それはともかく、福田さんは、続いて、パート雇用の始まりから労働者派遣の歴史を紹介してくれました。そして、そもそも「人材派遣」という言葉がおかしいと指摘してくれました。日本が派遣解禁の根拠としたILOの条項でも、派遣に該当する語は“temporary staff”つまり一時的な臨時スタッフという意味で、「派遣」という意味はありません。

そういえば、「非正規社員」「正規社員」という言葉も私には極めて違和感があります。
まずは言葉の吟味が必要かもしれません。

私は、経済成長を背景にした「女性の社会進出」の時期に会社生活を送っていましたので、福田さんの話はとても共感できました。同時に、世代の違いによって、同じ言葉も違う意味をもっていることにも気づかせてもらいました。

福田さんの問いかけからさまざまな話し合いがはじまりましたが、考えさせられることがたくさんありました。

話を聞いていて、問題は「男女平等」ではなくて、仕事(労働)の報酬が仕事によってではなく、人によって決められるという仕組みにあるのではないかと思いました。いわゆる「属人給」ではなく「職務給」に発想を変えればいいだけの話なのではないのか。それを男女問題にしている限り自体は変わらない。問題を男女の問題に矮小化せずに、働き方や仕事と報酬の関係に向けていくことが必要な気がします。

もっとも「職務給」というとらえ方には別の問題もあります。
そこで思い出したのが、最近話題のデヴィッド・グレーバーの「ブルシット・ジョブ」です。グレーバーは、その本の中で、「仕事の有用さと経済的報酬は反比例する」「誰の役にも立たず無駄な仕事ほど高給」というようなことを書いています。たしかに最近話題になっているエッセンシャルワーク(介護職や清掃員)の報酬は高くはありません。
それにくらべ、雇用労働の多くは「ブルシット・ジョブ」、クソどうでもいい仕事だというのです。

私自身もずっとそう思っていて、それが嫌で会社を辞めたのですが、最近は、正規社員は組織に隷属することで高給を得る人、非正規社員は自由だが経済的な報酬には恵まれない人と捉え、どちらを選ぶかは個人の自由と思っていましたが、どうも最近はそう割り切ってはいられないほど生活の実態は切羽詰まっているようです。
サロンでもそういう話をしようと思ったら、暗黙のプレッシャーで封じ込められてしまいました。

グレーバーは同書の中で、「ケアリング労働者の反乱」に言及しています。エッセンシャルワーカーたちがブルシット・ジョブであふれている世界に行動を起こしただけでも世界は変わるでしょう。

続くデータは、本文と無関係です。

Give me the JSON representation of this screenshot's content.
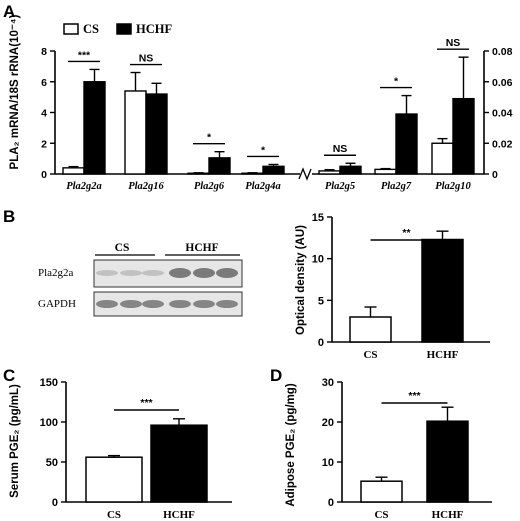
{
  "chart_data": [
    {
      "panel": "A",
      "type": "bar",
      "ylabel": "PLA₂ mRNA/18S rRNA(10⁻⁴)",
      "legend": [
        "CS",
        "HCHF"
      ],
      "legend_placement": "top-left",
      "left_axis": {
        "ylim": [
          0,
          8
        ],
        "ticks": [
          "0",
          "2",
          "4",
          "6",
          "8"
        ]
      },
      "right_axis": {
        "ylim": [
          0,
          0.08
        ],
        "ticks": [
          "0",
          "0.02",
          "0.04",
          "0.06",
          "0.08"
        ]
      },
      "categories": [
        "Pla2g2a",
        "Pla2g16",
        "Pla2g6",
        "Pla2g4a",
        "Pla2g5",
        "Pla2g7",
        "Pla2g10"
      ],
      "category_axis": [
        "left",
        "left",
        "left",
        "left",
        "right",
        "right",
        "right"
      ],
      "series": [
        {
          "name": "CS",
          "color": "#ffffff",
          "values": [
            0.4,
            5.4,
            0.05,
            0.05,
            0.002,
            0.003,
            0.02
          ],
          "errors": [
            0.08,
            1.2,
            0.03,
            0.03,
            0.0008,
            0.0005,
            0.003
          ]
        },
        {
          "name": "HCHF",
          "color": "#000000",
          "values": [
            6.0,
            5.2,
            1.05,
            0.5,
            0.005,
            0.039,
            0.049
          ],
          "errors": [
            0.8,
            0.7,
            0.4,
            0.12,
            0.002,
            0.012,
            0.027
          ]
        }
      ],
      "significance": [
        "***",
        "NS",
        "*",
        "*",
        "NS",
        "*",
        "NS"
      ]
    },
    {
      "panel": "B",
      "type": "bar",
      "ylabel": "Optical density (AU)",
      "ylim": [
        0,
        15
      ],
      "ticks": [
        "0",
        "5",
        "10",
        "15"
      ],
      "categories": [
        "CS",
        "HCHF"
      ],
      "values": [
        3.0,
        12.3
      ],
      "errors": [
        1.2,
        1.0
      ],
      "colors": [
        "#ffffff",
        "#000000"
      ],
      "significance": "**"
    },
    {
      "panel": "C",
      "type": "bar",
      "ylabel": "Serum PGE₂ (pg/mL)",
      "ylim": [
        0,
        150
      ],
      "ticks": [
        "0",
        "50",
        "100",
        "150"
      ],
      "categories": [
        "CS",
        "HCHF"
      ],
      "values": [
        56,
        96
      ],
      "errors": [
        2,
        8
      ],
      "colors": [
        "#ffffff",
        "#000000"
      ],
      "significance": "***"
    },
    {
      "panel": "D",
      "type": "bar",
      "ylabel": "Adipose PGE₂ (pg/mg)",
      "ylim": [
        0,
        30
      ],
      "ticks": [
        "0",
        "10",
        "20",
        "30"
      ],
      "categories": [
        "CS",
        "HCHF"
      ],
      "values": [
        5.2,
        20.2
      ],
      "errors": [
        1.0,
        3.5
      ],
      "colors": [
        "#ffffff",
        "#000000"
      ],
      "significance": "***"
    }
  ],
  "panels": {
    "a": "A",
    "b": "B",
    "c": "C",
    "d": "D"
  },
  "blot": {
    "groups": [
      "CS",
      "HCHF"
    ],
    "rows": [
      "Pla2g2a",
      "GAPDH"
    ]
  }
}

ちなみに、福田さんはサロンには女性の参加が多いだろうと思っていたようですが、実際には女性は2人だけでした。コロナ禍のためかもしれませんが、こういうところにも問題があるのかもしれません。

次回はまだ決まっていませんが、今回の状況を踏まえて一歩進んだ議論になると思います。ぜひ女性のみなさんの参加も期待しています。